There was a controversial article among the yoga community that came out in the New York Times Magazine last week, titled How Yoga Can Wreck Your Body. Before you get scared and swear off yoga forever, if you remember this one thing you will be just fine: LISTEN TO YOUR BODY. Any physical activity can cause injury (as can crossing the street, for that matter!) -- the key is being mindful in your practice. Yoga is not about competing with other students, contorting yourself just to please your teacher or proving to yourself that you are, in fact, the pretzel you are envisioning in your head on a day where your body just doesn't want to go there.Only you can know how you are feeling. If something doesn't feel right, stop and move into down-dog or child's pose. (That said, sometimes it can be good to push through perceived blocks or challenges -- but there's a big difference between that and pain that is about to cause bodily injury).
Pain is an information system. Consider my teacher, Ganga White's principle about "Surfing the Edges." In his book Yoga Beyond Belief Ganga describes how we all have edges of strenth, flexibility, balance, endurance, fear and pain. "Every yoga posture has different levels and intensities of engagement, and every body has its own limits. You can learn to adjust and modulate these levels by 'surfing the edges' to get different effects and benefits."

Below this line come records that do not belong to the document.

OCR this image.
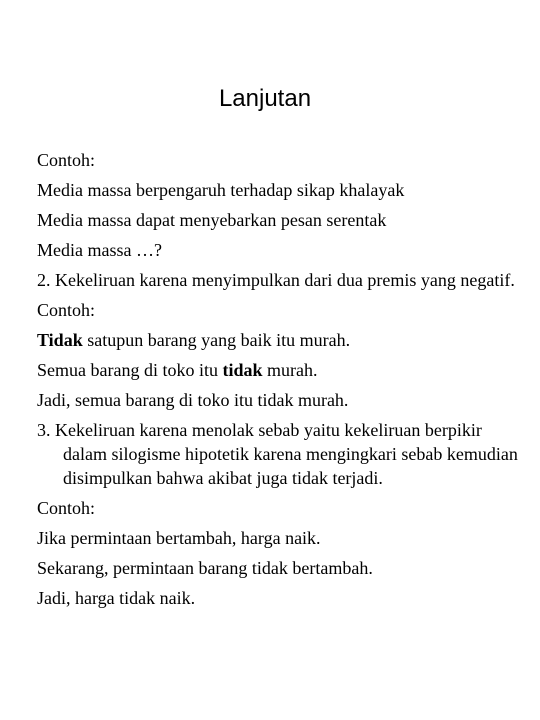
Lanjutan

Contoh:

Media massa berpengaruh terhadap sikap khalayak

Media massa dapat menyebarkan pesan serentak

Media massa …?

2. Kekeliruan karena menyimpulkan dari dua premis yang negatif.

Contoh:

Tidak satupun barang yang baik itu murah.

Semua barang di toko itu tidak murah.

Jadi, semua barang di toko itu tidak murah.

3. Kekeliruan karena menolak sebab yaitu kekeliruan berpikir dalam silogisme hipotetik karena mengingkari sebab kemudian disimpulkan bahwa akibat juga tidak terjadi.

Contoh:

Jika permintaan bertambah, harga naik.

Sekarang, permintaan barang tidak bertambah.

Jadi, harga tidak naik.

During your practice, you do not need to pushevery edge every time . . . or any time! Sometimes you will only go to 60% of an edge. Sometimes you will go to 80% and pull back. Or you'll breathe into a pose and realize you have room to deepen or experiment further. Do what feels right, and know the difference between a good stretch or challenging pose versus one that is actively causing pain. Ganga puts it really well when he says, "Each time you begin your practice, pay particular attention to where your edges are that day. Edges are on the move constantly, day to day and breath to breath. Every day you have a different body."